L’initiative est rédigée de manière extrêmement contraignante. Elle fixe notamment l’objectif d’atteindre un taux d’auto-approvisionnement d’au moins 70 % en moins de dix ans. Un objectif irréaliste si l’on veut préserver la liberté de choix des consommatrices et consommateurs. Les exigences imposées à l’agriculture suisse entraîneraient une baisse des rendements, fragiliseraient notre approvisionnement et feraient fortement augmenter le prix des aliments frais et régionaux.
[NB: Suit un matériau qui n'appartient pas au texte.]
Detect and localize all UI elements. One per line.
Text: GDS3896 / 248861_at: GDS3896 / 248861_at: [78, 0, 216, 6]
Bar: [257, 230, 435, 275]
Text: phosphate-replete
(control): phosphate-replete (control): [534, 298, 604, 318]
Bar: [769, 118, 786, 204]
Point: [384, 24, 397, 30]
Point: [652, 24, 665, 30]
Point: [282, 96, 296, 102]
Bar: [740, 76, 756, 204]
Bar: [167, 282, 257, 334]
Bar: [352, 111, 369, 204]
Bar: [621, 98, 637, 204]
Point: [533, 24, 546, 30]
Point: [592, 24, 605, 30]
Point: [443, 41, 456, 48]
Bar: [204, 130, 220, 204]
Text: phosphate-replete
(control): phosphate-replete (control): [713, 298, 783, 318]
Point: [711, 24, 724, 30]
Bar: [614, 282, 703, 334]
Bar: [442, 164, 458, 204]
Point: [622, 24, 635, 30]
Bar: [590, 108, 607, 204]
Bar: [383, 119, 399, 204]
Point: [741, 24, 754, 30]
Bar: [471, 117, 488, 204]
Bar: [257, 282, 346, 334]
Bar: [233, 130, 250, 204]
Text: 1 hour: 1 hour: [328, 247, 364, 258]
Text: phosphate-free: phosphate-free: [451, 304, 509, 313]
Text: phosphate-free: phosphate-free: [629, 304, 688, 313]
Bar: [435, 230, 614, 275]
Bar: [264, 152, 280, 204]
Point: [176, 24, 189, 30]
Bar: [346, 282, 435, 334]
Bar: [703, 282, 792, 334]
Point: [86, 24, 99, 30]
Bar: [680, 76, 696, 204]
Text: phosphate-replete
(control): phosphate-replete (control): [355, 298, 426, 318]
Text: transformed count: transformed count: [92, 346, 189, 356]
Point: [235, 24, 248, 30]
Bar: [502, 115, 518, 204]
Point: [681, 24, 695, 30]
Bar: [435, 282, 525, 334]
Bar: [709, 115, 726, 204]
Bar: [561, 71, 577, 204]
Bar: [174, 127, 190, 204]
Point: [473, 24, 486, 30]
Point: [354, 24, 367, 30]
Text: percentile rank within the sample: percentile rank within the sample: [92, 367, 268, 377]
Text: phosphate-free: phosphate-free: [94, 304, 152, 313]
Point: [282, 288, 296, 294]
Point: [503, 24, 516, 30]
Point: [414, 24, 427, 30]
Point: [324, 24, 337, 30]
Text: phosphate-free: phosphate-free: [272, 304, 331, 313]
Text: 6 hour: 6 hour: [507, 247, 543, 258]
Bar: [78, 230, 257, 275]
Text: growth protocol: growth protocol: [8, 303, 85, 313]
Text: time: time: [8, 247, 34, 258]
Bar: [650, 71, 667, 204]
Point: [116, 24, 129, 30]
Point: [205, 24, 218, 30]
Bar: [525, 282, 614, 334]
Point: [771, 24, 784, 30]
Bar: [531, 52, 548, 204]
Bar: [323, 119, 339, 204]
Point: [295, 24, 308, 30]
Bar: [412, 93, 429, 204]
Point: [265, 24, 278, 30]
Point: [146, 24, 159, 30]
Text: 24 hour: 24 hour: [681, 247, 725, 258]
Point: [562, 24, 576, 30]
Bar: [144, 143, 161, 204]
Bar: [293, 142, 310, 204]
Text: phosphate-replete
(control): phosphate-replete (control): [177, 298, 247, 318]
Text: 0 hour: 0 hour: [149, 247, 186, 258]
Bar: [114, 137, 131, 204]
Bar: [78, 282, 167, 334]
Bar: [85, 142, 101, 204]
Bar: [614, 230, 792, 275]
Les premiers à en subir les conséquences seraient les ménages modestes.

Les produits d’origine animale, comme la viande, les produits laitiers ou les œufs, deviendraient également plus rares et plus chers. Les ménages les plus aisés pourraient continuer à les acheter ou, en cas de pénurie, aller s’approvisionner à l’étranger. Les autres n’en auraient tout simplement pas les moyens. Au final, cette initiative pénaliserait nos agriculteurs et agricultrices, nos commerces et, surtout, les familles aux revenus modestes. Lorsque le prix de l’alimentation augmente, ce sont toujours elles qui voient leur pouvoir d’achat diminuer en premier. Une politique agricole durable ne peut pas se construire au détriment de la justice sociale.

Bien sûr, nous devons produire davantage en Suisse, réduire le gaspillage alimentaire et renforcer notre sécurité d’approvisionnement. Mais nous devons le faire avec des solutions efficaces, réalistes et socialement justes.

Les bonnes intentions ne suffisent pas lorsqu’elles conduisent à de mauvaises solutions. Cette initiative poursuit des objectifs que le PS partage, mais elle emprunte une voie qui mettrait en péril le pouvoir d’achat, notre approvisionnement et nos engagements internationaux. C’est pourquoi il faut la refuser.